Both candidates for Prime Minister declare victory in Israeli election
Tough political bargaining begins
Israel`s election ended early Wednesday in political deadlock, with both main candidates for prime minister declaring victory and saying they would form the next government, according to Kansas City Star.
The inconclusive result opened the way to weeks of tough political bargaining on forming a governing coalition.
It was unclear whether Israel would emerge with a hawkish leadership opposed to trading occupied land for peace or a more centrist government prepared to negotiate a peace deal with the Palestinians.
A hard-line government in Israel would complicate a push by the Obama administration to reinvigorate Middle East peace efforts.
With nearly all the votes counted, the centrist Kadima party led by Foreign Minister Tzipi Livni had 28 seats in the 120-member parliament, with 27 won by the rightist Likud party led by Benjamin Netanyahu.
Overall, right-wing parties won more seats in the legislature, indicating that Netanyahu would have an easier task of forming a coalition with a parliamentary majority.
Under Israeli law, the president assigns the candidate he deems to have the best chance of enlisting a parliamentary majority with the task of forming a government.
President Shimon Peres is expected to take that step after the final election results are formally published in eight days and he consults with parliamentary factions on who should form the government.

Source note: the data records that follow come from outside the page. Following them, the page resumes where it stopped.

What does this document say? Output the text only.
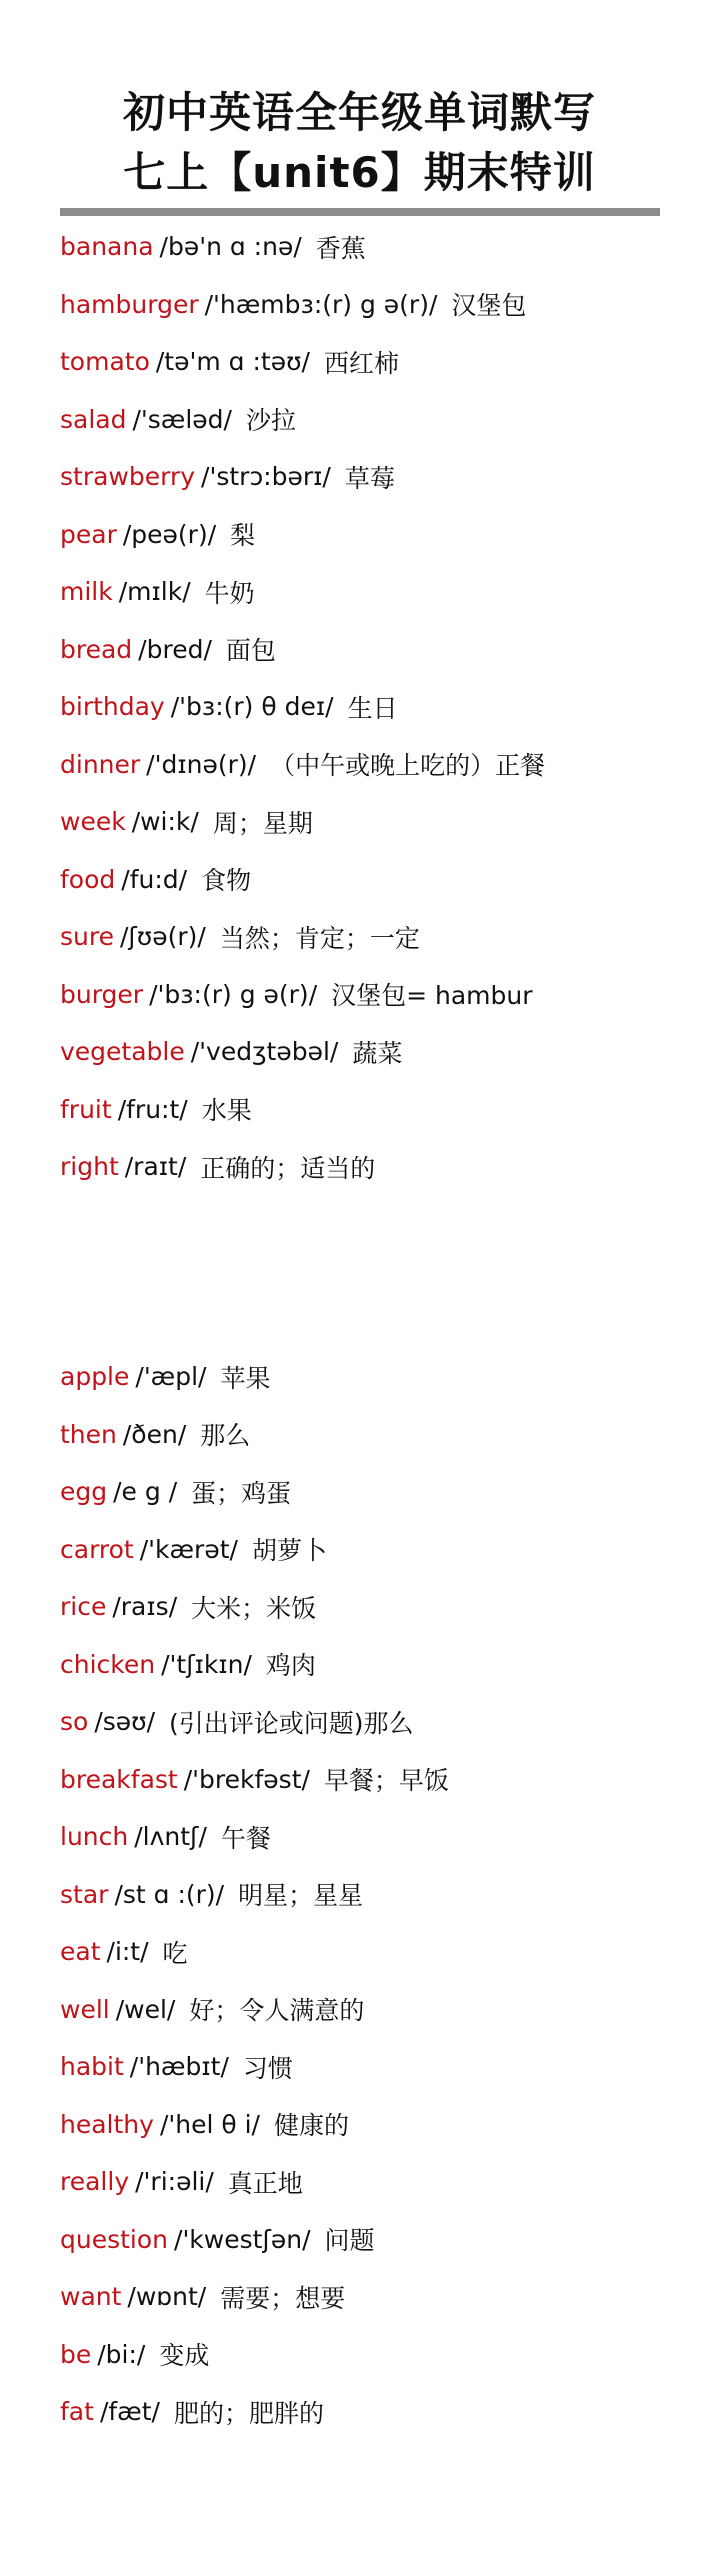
初中英语全年级单词默写
七上【unit6】期末特训
banana /bə'n ɑ :nə/ 香蕉
hamburger /'hæmbɜ:(r) g ə(r)/ 汉堡包
tomato /tə'm ɑ :təʊ/ 西红柿
salad /'sæləd/ 沙拉
strawberry /'strɔ:bərɪ/ 草莓
pear /peə(r)/ 梨
milk /mɪlk/ 牛奶
bread /bred/ 面包
birthday /'bɜ:(r) θ deɪ/ 生日
dinner /'dɪnə(r)/ （中午或晚上吃的）正餐
week /wi:k/ 周；星期
food /fu:d/ 食物
sure /ʃʊə(r)/ 当然；肯定；一定
burger /'bɜ:(r) g ə(r)/ 汉堡包= hambur
vegetable /'vedʒtəbəl/ 蔬菜
fruit /fru:t/ 水果
right /raɪt/ 正确的；适当的
apple /'æpl/ 苹果
then /ðen/ 那么
egg /e g / 蛋；鸡蛋
carrot /'kærət/ 胡萝卜
rice /raɪs/ 大米；米饭
chicken /'tʃɪkɪn/ 鸡肉
so /səʊ/ (引出评论或问题)那么
breakfast /'brekfəst/ 早餐；早饭
lunch /lʌntʃ/ 午餐
star /st ɑ :(r)/ 明星；星星
eat /i:t/ 吃
well /wel/ 好；令人满意的
habit /'hæbɪt/ 习惯
healthy /'hel θ i/ 健康的
really /'ri:əli/ 真正地
question /'kwestʃən/ 问题
want /wɒnt/ 需要；想要
be /bi:/ 变成
fat /fæt/ 肥的；肥胖的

The kingmaker of the future coalition may well be Avigdor Lieberman, leader of the ultra-nationalist Yisrael Beiteinu party, which won 15 seats and became the third-largest faction in parliament, bypassing the Labor party led by Defense Minister Ehud Barak, which fell to 13 seats.
Neither Livni nor Netanyahu would be able to form a majority coalition without Lieberman`s party, and he said in a speech to supporters that he was "not ruling anybody out," although "our preference is undoubtedly a right-wing government."
In separate victory speeches, both Netanyahu and Livni said they had won a popular mandate to become prime minister and both pledged to head broad-based coalitions with their rivals.
"The people of Israel have spoken loud and clear: The national camp led by the Likud has won a clear advantage," Netanyahu said, referring to the right-wing majority in parliament. "Our path has won and it is the path that will lead the people."
Livni told her cheering supporters that "the people of Israel have chosen Kadima" and "we will complete this mission by establishing a unity government under our leadership."
"The job is not done, but the public has decided," she added. "No one will deny the voters of Israel their wish. No one."
In a final push of hard campaigning, Livni erased a commanding lead held by Netanyahu for months in public opinion polls, but analysts said she would have a difficult task forming a coalition.
Her party`s natural allies on the left took a beating at the ballot box, most prominently the Labor party, once the ruling party in Israel, which has steadily fallen in popularity in recent elections.
Barak suggested in a concession speech that Labor might stay out of a future government and opt to rebuild itself in the opposition.
"We will not serve in a government that is not in accordance with our path," Barak said, "and we will not hesitate to go into the opposition and serve the people from there."